Moçambique cauteloso sobre pedido de extradição de ruandeses procurados por Kigali

PRMZRW

 Os governos de Moçambique e do Ruanda continuam sem acordo para a extradição de cidadãos ruandeses procurados por alegado envolvimento no genocídio de 1994, que causou a morte de perto de um milhão de cidadãos da etnia Tutsi.

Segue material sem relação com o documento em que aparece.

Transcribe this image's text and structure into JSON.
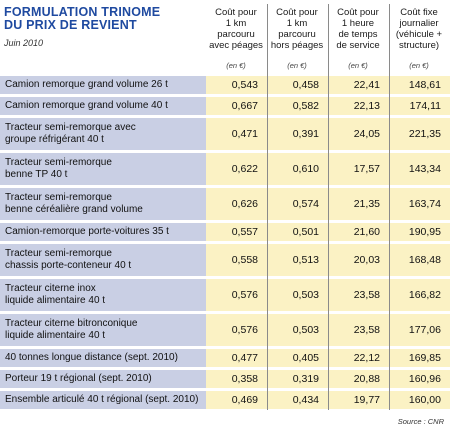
{
  "title_line1": "FORMULATION TRINOME",
  "title_line2": "DU PRIX DE REVIENT",
  "subtitle": "Juin 2010",
  "columns": [
    {
      "l1": "Coût pour",
      "l2": "1 km",
      "l3": "parcouru",
      "l4": "avec péages",
      "unit": "(en €)"
    },
    {
      "l1": "Coût pour",
      "l2": "1 km",
      "l3": "parcouru",
      "l4": "hors péages",
      "unit": "(en €)"
    },
    {
      "l1": "Coût pour",
      "l2": "1 heure",
      "l3": "de temps",
      "l4": "de service",
      "unit": "(en €)"
    },
    {
      "l1": "Coût fixe",
      "l2": "journalier",
      "l3": "(véhicule +",
      "l4": "structure)",
      "unit": "(en €)"
    }
  ],
  "rows": [
    {
      "l1": "Camion remorque grand volume 26 t",
      "l2": "",
      "values": [
        "0,543",
        "0,458",
        "22,41",
        "148,61"
      ]
    },
    {
      "l1": "Camion remorque grand volume 40 t",
      "l2": "",
      "values": [
        "0,667",
        "0,582",
        "22,13",
        "174,11"
      ]
    },
    {
      "l1": "Tracteur semi-remorque avec",
      "l2": "groupe réfrigérant 40 t",
      "values": [
        "0,471",
        "0,391",
        "24,05",
        "221,35"
      ]
    },
    {
      "l1": "Tracteur semi-remorque",
      "l2": "benne TP 40 t",
      "values": [
        "0,622",
        "0,610",
        "17,57",
        "143,34"
      ]
    },
    {
      "l1": "Tracteur semi-remorque",
      "l2": "benne céréalière grand volume",
      "values": [
        "0,626",
        "0,574",
        "21,35",
        "163,74"
      ]
    },
    {
      "l1": "Camion-remorque porte-voitures 35 t",
      "l2": "",
      "values": [
        "0,557",
        "0,501",
        "21,60",
        "190,95"
      ]
    },
    {
      "l1": "Tracteur semi-remorque",
      "l2": "chassis porte-conteneur 40 t",
      "values": [
        "0,558",
        "0,513",
        "20,03",
        "168,48"
      ]
    },
    {
      "l1": "Tracteur citerne inox",
      "l2": "liquide alimentaire 40 t",
      "values": [
        "0,576",
        "0,503",
        "23,58",
        "166,82"
      ]
    },
    {
      "l1": "Tracteur citerne bitronconique",
      "l2": "liquide alimentaire 40 t",
      "values": [
        "0,576",
        "0,503",
        "23,58",
        "177,06"
      ]
    },
    {
      "l1": "40 tonnes longue distance (sept. 2010)",
      "l2": "",
      "values": [
        "0,477",
        "0,405",
        "22,12",
        "169,85"
      ]
    },
    {
      "l1": "Porteur 19 t régional (sept. 2010)",
      "l2": "",
      "values": [
        "0,358",
        "0,319",
        "20,88",
        "160,96"
      ]
    },
    {
      "l1": "Ensemble articulé 40 t régional (sept. 2010)",
      "l2": "",
      "values": [
        "0,469",
        "0,434",
        "19,77",
        "160,00"
      ]
    }
  ],
  "source": "Source : CNR"
}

O governo de Kigali entregou, no ano passado, ao executivo moçambicano, a lista de pelo menos 10 cidadãos que, acredita, estejam a viver em Moçambique, onde terão entrado como refugiados.

 

A intenção ruandesa voltou a ser abordada na sexta-feira em Kigali, durante as conversações oficiais entre o Presidente Filipe Nyusi e o homólogo ruandês. Filipe Nyusi disse, em conferência de imprensa que marcou o final da sua visita ao Ruanda, que ainda não há qualquer acordo, contudo, há avanços.

 

“As conversações sobre o processo, os critérios e o momento da extradição evoluíram”, disse o Presidente da República, na conferência de imprensa que marcou o fim da sua visita de Estado ao Ruanda. Segundo o Chefe de Estado, o governo de Paul Kagame voltou a manifestar interesse de ver os foragidos da justiça a serem extraditados. De acordo com o Chefe de Estado, o processo está dependente do acerto nos dispositivos jurídicos para o efeito, mas garantiu que há compreensão por parte das autoridades de Kigali.

 

“Estamos a desenvolver e eles estão a compreender, porque há muita coisa envolvida” explicou. Apesar do processo de reconciliação ter iniciado há cerca de duas décadas, o governo de Kagame, não prescinde da extradição dos cidadãos envolvidos na trágica situação de 1994, para que respondam perante a justiça e se reconciliem com a história. Questionado na quinta-feira sobre o estágio da reconciliação, Paul Kagame disse que ainda está em curso.

 

“A reconciliação não é um processo acabado. Não se podem definir datas para que esteja concluído. Houve muita coisa feita mas, o que há ainda algo por fazer e o que está por fazer, ainda está lá e o fim e estamos a trabalhar” disse o estadista ruandês. Apesar deste caso, Filipe Nyusi considera que as relações bilaterais estão boas e saíram reforçadas durante a visita de Estado que realizou.

 

“Foram reforçadas as nossas relações de amizade e cooperação que era o objectivo central da visita, mas também, durante a visita, de forma contundente, trabalhamos na diplomacia económica”, disse Filipe Nyusi.